Now 93, O'Neil appeared at RFK Stadium yesterday at the "Times of Greatness" mobile museum, a Negro leagues exhibit that made a one-night stop in a stadium parking lot.
With the number of living players dwindling, O'Neil is trying preserve the legacy of the Negro leagues and drum up interest in the Negro Leagues Baseball Museum in his adopted home town of Kansas City, Mo., where he played first base for the Monarchs, and for a time managed, between 1948 and '55.
"We want everyone to come to Kansas City but know everyone can't come to Kansas City," the white-haired O'Neil said. "That's why it's so important to take this show on the road. It's been very, very helpful to us."

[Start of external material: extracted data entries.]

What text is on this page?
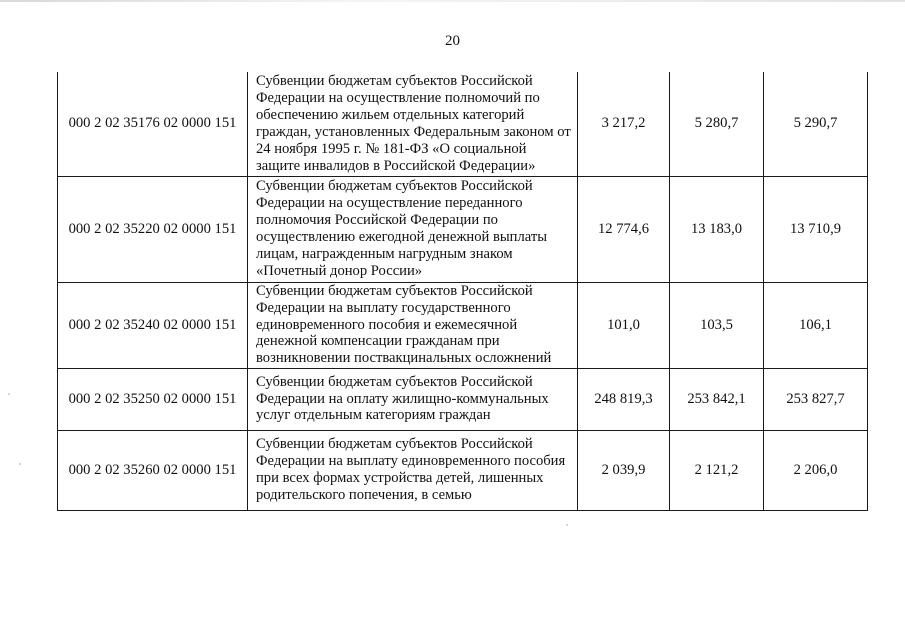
20
000 2 02 35176 02 0000 151	Субвенции бюджетам субъектов Российской Федерации на осуществление полномочий по обеспечению жильем отдельных категорий граждан, установленных Федеральным законом от 24 ноября 1995 г. № 181-ФЗ «О социальной защите инвалидов в Российской Федерации»	3 217,2	5 280,7	5 290,7
000 2 02 35220 02 0000 151	Субвенции бюджетам субъектов Российской Федерации на осуществление переданного полномочия Российской Федерации по осуществлению ежегодной денежной выплаты лицам, награжденным нагрудным знаком «Почетный донор России»	12 774,6	13 183,0	13 710,9
000 2 02 35240 02 0000 151	Субвенции бюджетам субъектов Российской Федерации на выплату государственного единовременного пособия и ежемесячной денежной компенсации гражданам при возникновении поствакцинальных осложнений	101,0	103,5	106,1
000 2 02 35250 02 0000 151	Субвенции бюджетам субъектов Российской Федерации на оплату жилищно-коммунальных услуг отдельным категориям граждан	248 819,3	253 842,1	253 827,7
000 2 02 35260 02 0000 151	Субвенции бюджетам субъектов Российской Федерации на выплату единовременного пособия при всех формах устройства детей, лишенных родительского попечения, в семью	2 039,9	2 121,2	2 206,0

The mobile museum, housed in a 53-foot trailer and equipped with multimedia exhibits as well as replicated jerseys and other displays, is in the second half of a five-month tour, sponsored by Roadway Express. On hand with O'Neil yesterday were two ex-Negro leaguers who live in the Washington area -- Hubert Simmons and Mamie "Peanut" Johnson, one of the few women who played in the leagues.
"You know that in the not-too-distant future, there won't be anyone left to testify about this league," said Bob Kendrick, assistant to the executive director of the Negro Leagues Baseball Museum. "It puts a little bit of pressure on the organization because you know that window of opportunity is closing. You've got to gather these stories."